You have given not water to the weary to drink,
and you have withheld bread from the hungry.
~Job 22:6-7

They also told Job that he was the cause of his children dying and that his children must have been killed because they were sinning. This is called slander and God abhors slander. It was all the worse because these men were considered to be the experts. They did not recognize Job as God's servants at all. In slandering Job, they were unwittingly slandering God. This reminds me of the Pharisees in Jesus' day. They thought they were the experts on God, but when Jesus came, they didn't even recognize him as God's Son!

The more the friends slandered Job, the more Job protested his innocence and that made the friends even angrier. They did say a lot of right things about God--just like the Pharisees did, but when you only get something half right, it is as good as getting it wrong. Fifty per cent on a test will still get you an F. No true friend of God would slander God that way and no true friend of God would slander God's servant either. So we know that these friends were unbelievers. 

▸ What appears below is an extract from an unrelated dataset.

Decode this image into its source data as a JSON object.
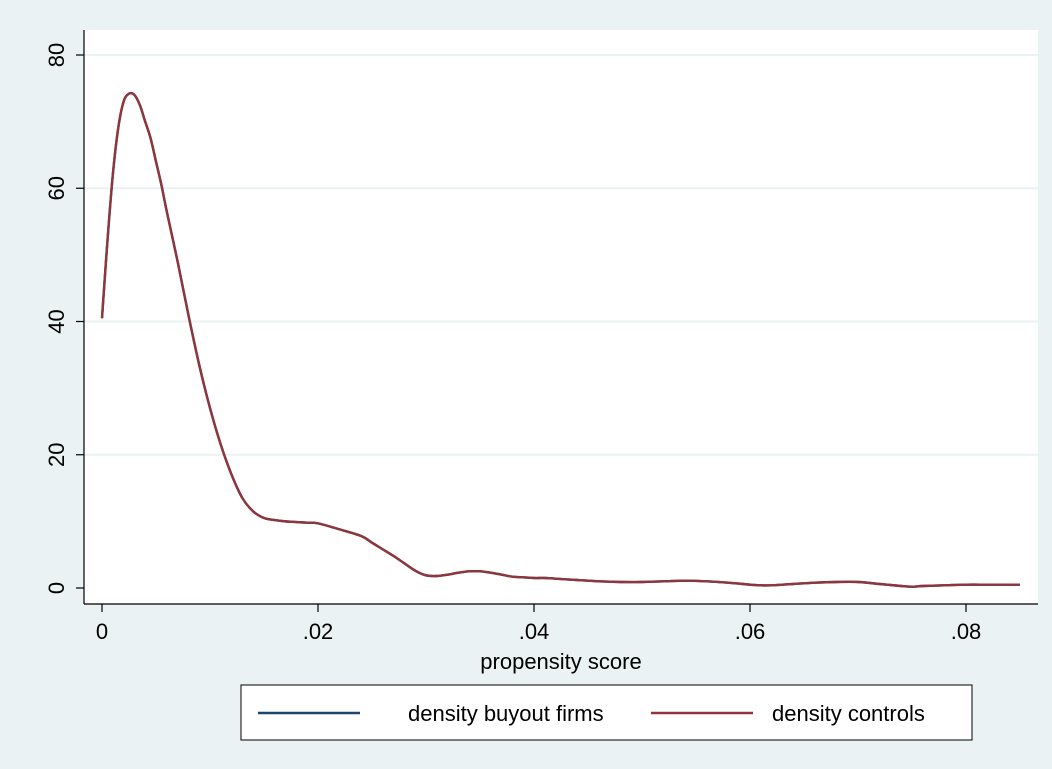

Finally, the three friends had exhausted all their resources and they quit talking. The three of them were no match for the dying man who went on to lay out his full case complete with a closing argument to boot. So Job won that round. The score is now God: 3 and Satan: 0.

One of the lessons we should learn from Job's persecutors is that sometimes people will say things to us that sound true, but even if everything they say is true, it may not be the whole truth and ends up being pure deceit. Lots of Christians get sidetracked and derailed this way. The only way you can fight it is to know the whole truth.